Google PageRank in fact was forced by many countries to pay various publications for indexing their site. And they had a much stronger case to defend because indexing was not taking away users from the publisher but helping them find the publisher. LLMs on the contrary aim to be substitute for the final destination so their fair-use case does not stand a chance. In Fact just last week Anthropic Settled for 1.5B for books it has scrapped.
> Google translate has nothing in common. it's a single action taken on-demand on behalf of the user. it's not a mass scrap just in case. in that regard it's an end-user tool and it has legal access to everything that the user has.
How exactly do you think Google Translate, translates things? How it knows what words to use, especially for idioms?
> Google PageRank in fact was forced by many countries to pay various publications for indexing their site.
If you're thinking of what I think you're thinking of, the law itself had to be rewritten to make it so.

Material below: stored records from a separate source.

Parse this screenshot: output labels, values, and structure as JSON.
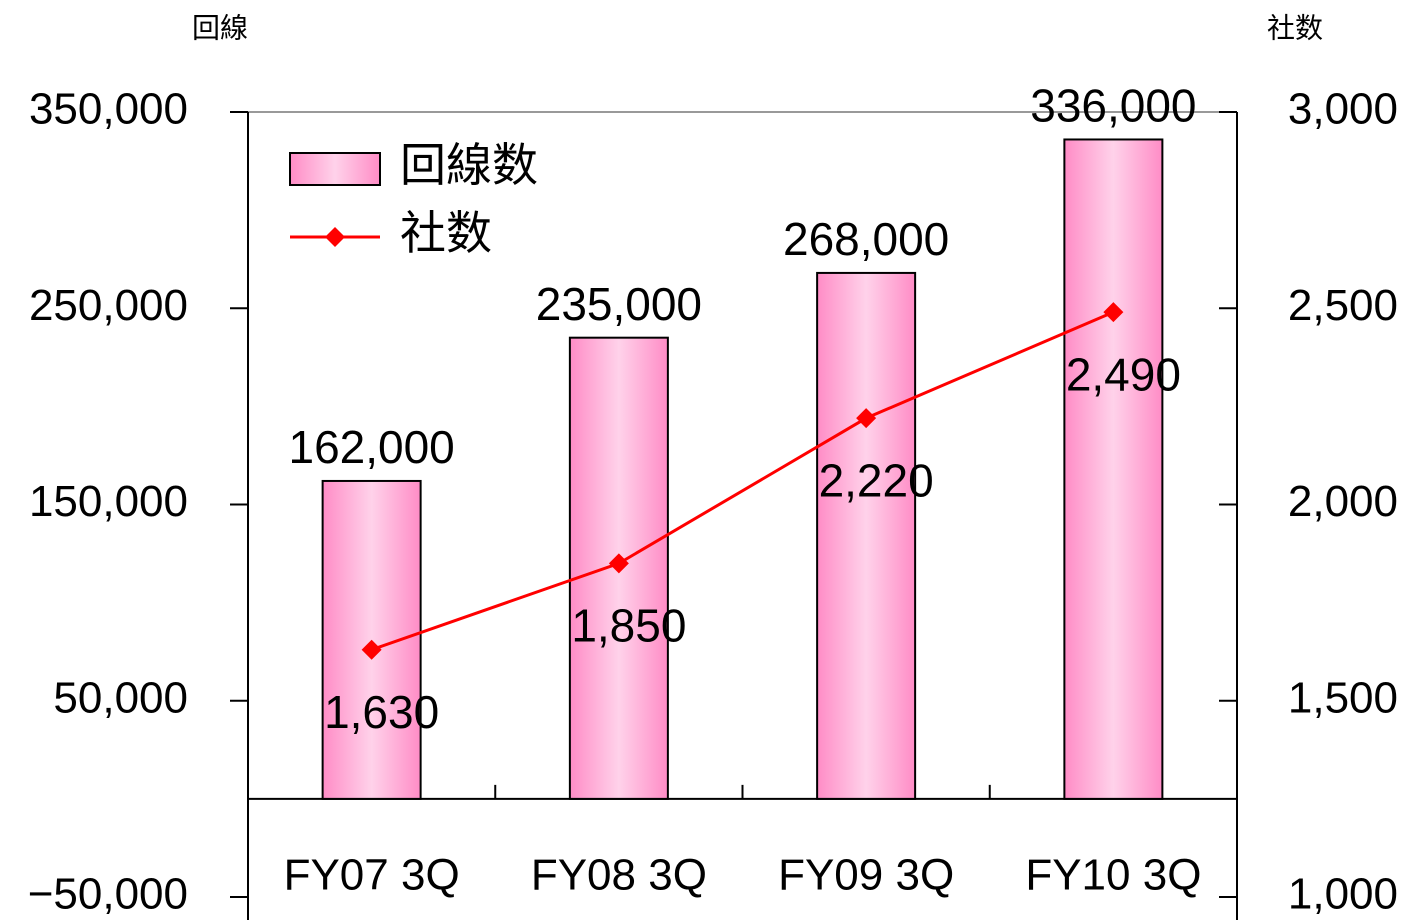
{
  "chart_data": {
    "type": "bar",
    "categories": [
      "FY07 3Q",
      "FY08 3Q",
      "FY09 3Q",
      "FY10 3Q"
    ],
    "y_axis_label": "回線",
    "y2_axis_label": "社数",
    "series": [
      {
        "name": "回線数",
        "type": "bar",
        "color": "#ff9fd0",
        "values": [
          162000,
          235000,
          268000,
          336000
        ],
        "value_labels": [
          "162,000",
          "235,000",
          "268,000",
          "336,000"
        ]
      },
      {
        "name": "社数",
        "type": "line",
        "axis": "y2",
        "color": "#ff0000",
        "values": [
          1630,
          1850,
          2220,
          2490
        ],
        "value_labels": [
          "1,630",
          "1,850",
          "2,220",
          "2,490"
        ]
      }
    ],
    "ylim": [
      -50000,
      350000
    ],
    "yticks": [
      {
        "value": -50000,
        "label": "−50,000"
      },
      {
        "value": 50000,
        "label": "50,000"
      },
      {
        "value": 150000,
        "label": "150,000"
      },
      {
        "value": 250000,
        "label": "250,000"
      },
      {
        "value": 350000,
        "label": "350,000"
      }
    ],
    "y2lim": [
      1000,
      3000
    ],
    "y2ticks": [
      {
        "value": 1000,
        "label": "1,000"
      },
      {
        "value": 1500,
        "label": "1,500"
      },
      {
        "value": 2000,
        "label": "2,000"
      },
      {
        "value": 2500,
        "label": "2,500"
      },
      {
        "value": 3000,
        "label": "3,000"
      }
    ],
    "legend": "upper left"
  }
}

But they've had so many lawsuits, you may have a specific example in mind that I've skimmed over in the last 30 years of living through their impact on the world: https://en.wikipedia.org/wiki/Google_litigation#Intellectual...
Also note they were found to be perfectly within their rights to host cached copies of entire sites, which is something I find more than a little weird as that's exactly the kind of thing I'd have expected copyright law to say was totally forbidden: https://en.wikipedia.org/wiki/Field_v._Google,_Inc.
> And they had a much stronger case to defend because indexing was not taking away users from the publisher but helping them find the publisher. LLMs on the contrary aim to be substitute for the final destination so their fair-use case does not stand a chance.
Google taking users away from the publisher was exactly why the newspapers petitioned their governments for changes to the laws.
> In Fact just last week Anthropic Settled for 1.5B for books it has scrapped.
- https://www.npr.org/2025/09/05/nx-s1-5529404/anthropic-settl...Side note, was that a recent transition? When did it become transformer-based?
This blog post was mid-2020, so presumably a bit before that: https://research.google/blog/recent-advances-in-google-trans...
Does it matter that they are using subword tokenization?
The article refers to it as a trigger phrase not a trigger token.